I’m heading back to the office frequently enough that my desk share isn’t working any more. I spent a morning digging out a free desk from a year’s worth of accumulated crap (including a colleague’s marriage certificate), giving it a disinfect and making myself at home. My fourth desk move within the same small open plan office. At least I’ve not had to set up a tent in case of an unannounced lockdown…
Having groused about picking the wrong evening out, it turns out the one I missed was a super-spreader event. Bullet dodged there.
Grandma brought Piglet home at the same time as the neighbours were returning. This meant Piglet and her buddy could get progressively more excited egging each other on. Right up to the point Piglet literally wet herself laughing on the drive.
Reading stories to her that night she said, “I’m fed up. Fed up means you’re bored with something. I’m fed up with telly today. I won’t be fed up with it tomorrow and I can watch Octonauts.” She followed that up with a treatise on the rules of sharing and how a meaningful life should be a good one. Then offered the jazz riff, “this cat is tired.

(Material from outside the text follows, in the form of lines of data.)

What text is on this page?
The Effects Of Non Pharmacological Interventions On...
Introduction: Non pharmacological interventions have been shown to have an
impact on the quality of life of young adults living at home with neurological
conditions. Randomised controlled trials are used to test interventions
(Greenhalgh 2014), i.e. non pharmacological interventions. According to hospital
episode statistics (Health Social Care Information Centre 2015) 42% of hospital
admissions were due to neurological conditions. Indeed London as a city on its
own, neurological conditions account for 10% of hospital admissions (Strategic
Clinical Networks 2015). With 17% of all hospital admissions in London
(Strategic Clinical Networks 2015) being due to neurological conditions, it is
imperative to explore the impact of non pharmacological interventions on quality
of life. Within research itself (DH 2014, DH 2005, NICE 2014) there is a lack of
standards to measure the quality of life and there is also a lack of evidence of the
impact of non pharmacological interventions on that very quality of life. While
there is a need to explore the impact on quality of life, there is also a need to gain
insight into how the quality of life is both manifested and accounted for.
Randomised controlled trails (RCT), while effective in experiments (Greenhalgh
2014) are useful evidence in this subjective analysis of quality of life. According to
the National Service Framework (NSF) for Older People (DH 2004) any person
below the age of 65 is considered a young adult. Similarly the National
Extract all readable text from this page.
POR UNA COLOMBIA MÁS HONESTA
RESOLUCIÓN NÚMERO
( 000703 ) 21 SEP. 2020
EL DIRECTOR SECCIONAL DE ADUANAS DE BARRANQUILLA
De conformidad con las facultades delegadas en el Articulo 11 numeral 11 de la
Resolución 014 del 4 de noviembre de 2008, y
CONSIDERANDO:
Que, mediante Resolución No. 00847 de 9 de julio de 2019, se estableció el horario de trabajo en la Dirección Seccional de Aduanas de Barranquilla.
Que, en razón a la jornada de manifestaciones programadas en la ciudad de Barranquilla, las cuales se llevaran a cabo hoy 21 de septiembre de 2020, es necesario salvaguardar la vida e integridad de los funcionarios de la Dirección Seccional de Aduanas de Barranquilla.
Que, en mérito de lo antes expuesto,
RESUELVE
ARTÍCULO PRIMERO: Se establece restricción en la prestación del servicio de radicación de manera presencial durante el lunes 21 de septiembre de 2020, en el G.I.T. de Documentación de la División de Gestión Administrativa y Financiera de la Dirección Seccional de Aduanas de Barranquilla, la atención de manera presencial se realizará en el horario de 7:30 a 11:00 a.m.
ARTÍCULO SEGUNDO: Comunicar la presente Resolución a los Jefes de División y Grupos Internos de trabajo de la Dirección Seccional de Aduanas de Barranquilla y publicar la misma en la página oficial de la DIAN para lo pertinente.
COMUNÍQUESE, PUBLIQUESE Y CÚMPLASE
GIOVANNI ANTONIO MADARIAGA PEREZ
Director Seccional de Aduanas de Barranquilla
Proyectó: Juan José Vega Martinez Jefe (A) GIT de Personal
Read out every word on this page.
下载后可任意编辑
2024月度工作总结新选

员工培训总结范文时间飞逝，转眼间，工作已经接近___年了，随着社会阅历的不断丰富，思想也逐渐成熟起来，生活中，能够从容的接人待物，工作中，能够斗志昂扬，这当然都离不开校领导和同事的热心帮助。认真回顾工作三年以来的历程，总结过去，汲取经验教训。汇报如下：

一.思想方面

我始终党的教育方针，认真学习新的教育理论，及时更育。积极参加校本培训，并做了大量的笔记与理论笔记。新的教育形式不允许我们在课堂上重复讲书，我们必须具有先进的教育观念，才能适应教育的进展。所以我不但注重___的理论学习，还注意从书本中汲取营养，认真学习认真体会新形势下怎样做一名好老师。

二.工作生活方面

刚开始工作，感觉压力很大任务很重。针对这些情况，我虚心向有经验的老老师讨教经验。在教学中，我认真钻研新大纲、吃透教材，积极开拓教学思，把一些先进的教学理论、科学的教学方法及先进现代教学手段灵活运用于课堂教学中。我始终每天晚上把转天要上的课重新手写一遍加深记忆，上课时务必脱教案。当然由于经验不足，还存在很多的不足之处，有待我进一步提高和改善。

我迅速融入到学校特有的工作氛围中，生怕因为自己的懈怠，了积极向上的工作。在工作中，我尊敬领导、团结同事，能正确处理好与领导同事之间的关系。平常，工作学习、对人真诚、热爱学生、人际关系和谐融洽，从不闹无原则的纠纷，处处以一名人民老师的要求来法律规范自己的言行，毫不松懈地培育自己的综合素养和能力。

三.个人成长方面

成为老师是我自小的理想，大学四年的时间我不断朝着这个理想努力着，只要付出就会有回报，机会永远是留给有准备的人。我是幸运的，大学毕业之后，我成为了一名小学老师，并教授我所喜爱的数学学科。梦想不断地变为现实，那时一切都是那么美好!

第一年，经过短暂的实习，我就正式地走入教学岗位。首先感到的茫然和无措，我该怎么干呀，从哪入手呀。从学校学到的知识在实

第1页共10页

This cat’s going to bed.”
The Chef headed to Durham for a weekend of friendship, food—home-made and restaurant—and chocolate making. Piglet, dressed as a dragon, was sent to Lǎolao and Lǎoyé’s, leaving me free to enjoy the rugby league with the introvert. He’s gluten free, so tea was a tapas made from the cafe’s entire GF range. And delicious it was. The amount of beer that was coupled with the rugby did lead to some scampi fries later mind.
Hangover free, I was up in time to quickly retile the bath again before meeting The Chef and her friends for Dim sum and heading to collect Piglet and get 羊肉烩面.